Eastern Cape
Eastern Cape has South Africa's lowest GDP per capita (R52,145) due to apartheid Bantustan incorporation—Mandela's birthplace struggles with net outmigration.
Eastern Cape demonstrates how apartheid's territorial engineering created persistent economic disadvantage. The province incorporated the former Bantustan 'homelands' of Transkei and Ciskei—territories where Black South Africans were forcibly concentrated during apartheid, stripped of economic opportunity. This path dependence explains why Eastern Cape has South Africa's lowest GDP per capita (R52,145 versus R99,423 in Gauteng): decades of deliberate underdevelopment created infrastructure deficits, skill gaps, and capital flight that post-1994 democracy cannot quickly reverse.

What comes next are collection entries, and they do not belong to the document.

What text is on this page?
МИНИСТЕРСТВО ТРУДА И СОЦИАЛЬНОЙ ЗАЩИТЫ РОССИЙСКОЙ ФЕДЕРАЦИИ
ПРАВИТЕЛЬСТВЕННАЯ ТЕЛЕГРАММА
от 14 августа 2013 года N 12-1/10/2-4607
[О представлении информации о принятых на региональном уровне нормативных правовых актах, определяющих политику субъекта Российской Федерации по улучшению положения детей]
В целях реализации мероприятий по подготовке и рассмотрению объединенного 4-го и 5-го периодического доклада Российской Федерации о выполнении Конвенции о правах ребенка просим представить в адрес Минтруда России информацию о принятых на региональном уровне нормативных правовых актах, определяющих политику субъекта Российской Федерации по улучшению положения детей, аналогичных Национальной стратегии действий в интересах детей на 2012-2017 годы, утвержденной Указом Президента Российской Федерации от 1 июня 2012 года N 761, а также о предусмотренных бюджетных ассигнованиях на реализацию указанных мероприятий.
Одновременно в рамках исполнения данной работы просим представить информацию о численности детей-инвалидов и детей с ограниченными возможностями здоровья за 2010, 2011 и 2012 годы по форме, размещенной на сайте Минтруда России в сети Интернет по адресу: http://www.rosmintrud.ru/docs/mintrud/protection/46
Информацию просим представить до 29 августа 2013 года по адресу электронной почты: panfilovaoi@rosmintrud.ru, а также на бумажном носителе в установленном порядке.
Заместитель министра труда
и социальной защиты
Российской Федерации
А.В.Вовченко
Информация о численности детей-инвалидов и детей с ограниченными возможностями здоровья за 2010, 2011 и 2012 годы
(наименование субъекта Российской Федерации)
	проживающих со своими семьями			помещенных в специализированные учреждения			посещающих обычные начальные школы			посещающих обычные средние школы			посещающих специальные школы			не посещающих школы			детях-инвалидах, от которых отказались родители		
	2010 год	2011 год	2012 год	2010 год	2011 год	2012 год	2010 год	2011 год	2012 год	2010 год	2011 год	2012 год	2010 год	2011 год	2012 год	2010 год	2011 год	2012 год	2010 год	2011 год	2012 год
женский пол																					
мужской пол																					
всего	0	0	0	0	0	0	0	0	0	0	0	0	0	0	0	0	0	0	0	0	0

Nelson Mandela's birthplace (Mvezo) and burial site (Qunu) give the province symbolic importance exceeding its economic weight. The automotive industry in Gqeberha (Port Elizabeth) represents post-apartheid industrial policy attempting to create manufacturing employment, yet the province experienced net outmigration as working-age residents seek opportunity in Gauteng and Western Cape. By 2026, Eastern Cape's trajectory depends on whether industrial investment can create jobs faster than young people leave for provinces with double the per-capita income.